Comment by DavyJone
21 days ago
I think im missing something, don't all harnesses (opencode, pi, etc) already do stuff like "retry"? As far as I can see, when a tool call fails in either, the model gets the error back to correct.
21 days ago
I think im missing something, don't all harnesses (opencode, pi, etc) already do stuff like "retry"? As far as I can see, when a tool call fails in either, the model gets the error back to correct.
Yes and no.
Harnesses do have retry mechanisms. In opencode in particular, I think they return the error as-is to the model in the next turn. But that's slightly different. Harness retries come mostly in two flavors:
1) provider-layer: HTTP requests to cloud retries, with or without exponential backoff. It covers you for transient network hiccups or rate limits, and a big Opus model really doesn't need more than that.
2) sort of a hope-and-pray retry. Tool ran, returned an error string of some kind, gets fed into model as-is, and the model is expected to read the error message and self-correct with no guidance. This is fine for frontier, and even some of the large oss models. They have the context-following capabilities needed. For smaller models, this won't be enough, not reliably over many turns.

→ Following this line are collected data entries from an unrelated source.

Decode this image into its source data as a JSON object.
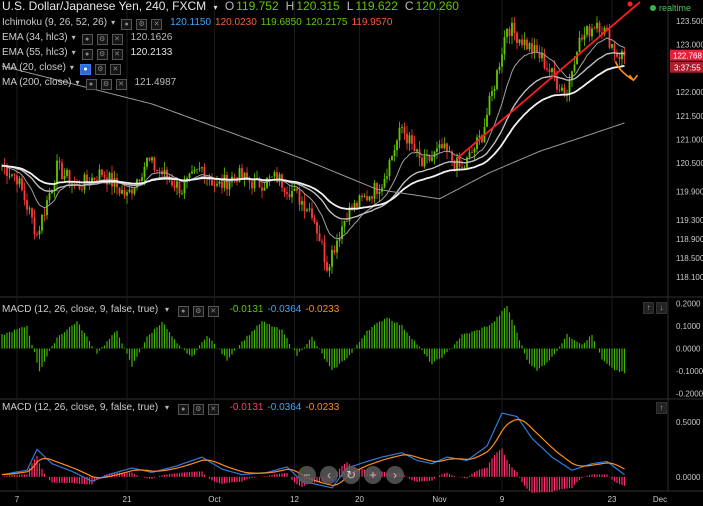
{
  "header": {
    "title": "U.S. Dollar/Japanese Yen, 240, FXCM",
    "ohlc": [
      {
        "k": "O",
        "v": "119.752"
      },
      {
        "k": "H",
        "v": "120.315"
      },
      {
        "k": "L",
        "v": "119.622"
      },
      {
        "k": "C",
        "v": "120.260"
      }
    ],
    "realtime": "realtime"
  },
  "indicators": [
    {
      "label": "Ichimoku (9, 26, 52, 26)",
      "values": [
        {
          "v": "120.1150",
          "color": "#3ea8ff"
        },
        {
          "v": "120.0230",
          "color": "#ff5c3b"
        },
        {
          "v": "119.6850",
          "color": "#62c800"
        },
        {
          "v": "120.2175",
          "color": "#62c800"
        },
        {
          "v": "119.9570",
          "color": "#ff5c3b"
        }
      ]
    },
    {
      "label": "EMA (34, hlc3)",
      "values": [
        {
          "v": "120.1626",
          "color": "#bbbbbb"
        }
      ]
    },
    {
      "label": "EMA (55, hlc3)",
      "values": [
        {
          "v": "120.2133",
          "color": "#e0e0e0"
        }
      ]
    },
    {
      "label": "MA (20, close)",
      "values": []
    },
    {
      "label": "MA (200, close)",
      "values": [
        {
          "v": "121.4987",
          "color": "#bbbbbb"
        }
      ]
    }
  ],
  "macd1": {
    "label": "MACD (12, 26, close, 9, false, true)",
    "values": [
      {
        "v": "-0.0131",
        "color": "#62c800"
      },
      {
        "v": "-0.0364",
        "color": "#3ea8ff"
      },
      {
        "v": "-0.0233",
        "color": "#ff8c1a"
      }
    ]
  },
  "macd2": {
    "label": "MACD (12, 26, close, 9, false, true)",
    "values": [
      {
        "v": "-0.0131",
        "color": "#ff3c6e"
      },
      {
        "v": "-0.0364",
        "color": "#3ea8ff"
      },
      {
        "v": "-0.0233",
        "color": "#ff8c1a"
      }
    ]
  },
  "price_tags": {
    "last": "122.768",
    "countdown": "3:37:55"
  },
  "colors": {
    "up": "#62c800",
    "down": "#ff3c3c",
    "trend": "#ff1e1e",
    "arrow": "#ff8c1a",
    "macdHistUp": "#43b300",
    "macd2Hist": "#ff2f6e",
    "macdLine": "#2f7bd9",
    "signal": "#ff8c1a",
    "grid": "#1b1b1b",
    "axisText": "#c8c8c8",
    "border": "#2a2a2a"
  },
  "chart_data": {
    "type": "candlestick",
    "x_tick_labels": [
      "7",
      "21",
      "Oct",
      "12",
      "20",
      "Nov",
      "9",
      "23",
      "Dec"
    ],
    "x_tick_index": [
      6,
      50,
      85,
      117,
      143,
      175,
      200,
      244,
      270
    ],
    "n_bars": 250,
    "price_axis": {
      "ylim": [
        117.7,
        123.9
      ],
      "ticks": [
        "123.500",
        "123.000",
        "122.500",
        "122.000",
        "121.500",
        "121.000",
        "120.500",
        "119.900",
        "119.300",
        "118.900",
        "118.500",
        "118.100"
      ]
    },
    "macd1_axis": {
      "ylim": [
        -0.22,
        0.22
      ],
      "ticks": [
        "0.2000",
        "0.1000",
        "0.0000",
        "-0.1000",
        "-0.2000"
      ]
    },
    "macd2_axis": {
      "ylim": [
        -0.12,
        0.7
      ],
      "ticks": [
        "0.5000",
        "0.0000"
      ]
    },
    "close_anchors": [
      [
        0,
        120.45
      ],
      [
        6,
        120.2
      ],
      [
        14,
        119.0
      ],
      [
        22,
        120.4
      ],
      [
        30,
        120.0
      ],
      [
        40,
        120.3
      ],
      [
        50,
        119.8
      ],
      [
        58,
        120.55
      ],
      [
        66,
        120.2
      ],
      [
        72,
        119.95
      ],
      [
        80,
        120.4
      ],
      [
        86,
        120.0
      ],
      [
        94,
        120.25
      ],
      [
        102,
        120.05
      ],
      [
        110,
        120.2
      ],
      [
        118,
        119.8
      ],
      [
        124,
        119.5
      ],
      [
        130,
        118.35
      ],
      [
        138,
        119.45
      ],
      [
        146,
        119.8
      ],
      [
        152,
        120.1
      ],
      [
        160,
        121.25
      ],
      [
        168,
        120.45
      ],
      [
        176,
        120.8
      ],
      [
        184,
        120.35
      ],
      [
        192,
        121.1
      ],
      [
        198,
        122.4
      ],
      [
        202,
        123.4
      ],
      [
        208,
        123.1
      ],
      [
        216,
        122.7
      ],
      [
        222,
        122.2
      ],
      [
        226,
        122.0
      ],
      [
        230,
        123.0
      ],
      [
        238,
        123.5
      ],
      [
        242,
        123.2
      ],
      [
        246,
        122.8
      ],
      [
        249,
        122.77
      ]
    ],
    "ma200_anchors": [
      [
        0,
        122.55
      ],
      [
        60,
        121.75
      ],
      [
        120,
        120.6
      ],
      [
        150,
        119.95
      ],
      [
        175,
        119.75
      ],
      [
        195,
        120.3
      ],
      [
        215,
        120.75
      ],
      [
        235,
        121.1
      ],
      [
        249,
        121.35
      ]
    ],
    "macd1_anchors": [
      [
        0,
        0.06
      ],
      [
        10,
        0.1
      ],
      [
        15,
        -0.1
      ],
      [
        22,
        0.05
      ],
      [
        30,
        0.12
      ],
      [
        38,
        -0.02
      ],
      [
        46,
        0.08
      ],
      [
        52,
        -0.08
      ],
      [
        58,
        0.05
      ],
      [
        64,
        0.12
      ],
      [
        70,
        0.02
      ],
      [
        76,
        -0.04
      ],
      [
        82,
        0.06
      ],
      [
        90,
        -0.05
      ],
      [
        96,
        0.03
      ],
      [
        104,
        0.12
      ],
      [
        112,
        0.08
      ],
      [
        118,
        -0.03
      ],
      [
        124,
        0.05
      ],
      [
        132,
        -0.1
      ],
      [
        140,
        -0.02
      ],
      [
        146,
        0.08
      ],
      [
        154,
        0.14
      ],
      [
        160,
        0.1
      ],
      [
        166,
        0.02
      ],
      [
        172,
        -0.07
      ],
      [
        178,
        -0.02
      ],
      [
        184,
        0.06
      ],
      [
        190,
        0.08
      ],
      [
        196,
        0.11
      ],
      [
        202,
        0.19
      ],
      [
        206,
        0.07
      ],
      [
        210,
        -0.05
      ],
      [
        214,
        -0.1
      ],
      [
        220,
        -0.04
      ],
      [
        226,
        0.06
      ],
      [
        232,
        0.02
      ],
      [
        236,
        0.06
      ],
      [
        240,
        -0.05
      ],
      [
        244,
        -0.09
      ],
      [
        249,
        -0.11
      ]
    ],
    "macd2_anchors": [
      [
        0,
        0.02
      ],
      [
        10,
        0.06
      ],
      [
        14,
        0.25
      ],
      [
        20,
        0.12
      ],
      [
        28,
        0.05
      ],
      [
        36,
        -0.04
      ],
      [
        44,
        0.03
      ],
      [
        52,
        0.08
      ],
      [
        60,
        0.04
      ],
      [
        70,
        0.1
      ],
      [
        80,
        0.18
      ],
      [
        88,
        0.07
      ],
      [
        96,
        0.02
      ],
      [
        106,
        0.04
      ],
      [
        114,
        0.09
      ],
      [
        120,
        -0.04
      ],
      [
        126,
        -0.07
      ],
      [
        132,
        -0.1
      ],
      [
        138,
        0.08
      ],
      [
        146,
        0.14
      ],
      [
        152,
        0.18
      ],
      [
        160,
        0.22
      ],
      [
        166,
        0.15
      ],
      [
        172,
        0.12
      ],
      [
        178,
        0.18
      ],
      [
        186,
        0.15
      ],
      [
        194,
        0.28
      ],
      [
        200,
        0.58
      ],
      [
        206,
        0.55
      ],
      [
        212,
        0.35
      ],
      [
        220,
        0.18
      ],
      [
        228,
        0.06
      ],
      [
        236,
        0.12
      ],
      [
        242,
        0.14
      ],
      [
        249,
        0.02
      ]
    ],
    "trendline": [
      [
        182,
        120.6
      ],
      [
        268,
        123.9
      ]
    ],
    "trend_arrow": [
      [
        243,
        122.65
      ],
      [
        249,
        122.25
      ]
    ]
  }
}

- if model outputs malformed json, provider will reject it before it even reaches the tool, the error loop is broken. A rescue parser handles that - can be ~5-15% of calls on a small model sometimes.
- model calls the wrong tool, correctly, then proceeds confidently with context that won't help it. step enforcement can help here.
- model terminates prematurely, thinking it's done. prerequisite enforcement can help here (say, forcing the model to call pytest before declaring the feature built).
- Escalating nudge messages, that specifically nudge. Just returning error messages doesn't tell the model what to do, it just tells it it was wrong. A message that spells out "tool X does not exist, call one of the available tools: A, B, C" is more helpful to a small model than "error: X not found".
So, in short - yes, retries exist in harnesses, but rely on top-tier model interpretation of the error messages. When working with top models, there's likely no real difference, or a minor one (see Opus bare vs Opus reforged). But Forge provides a more hardened suite of guardrails that are effectively necessary for small models.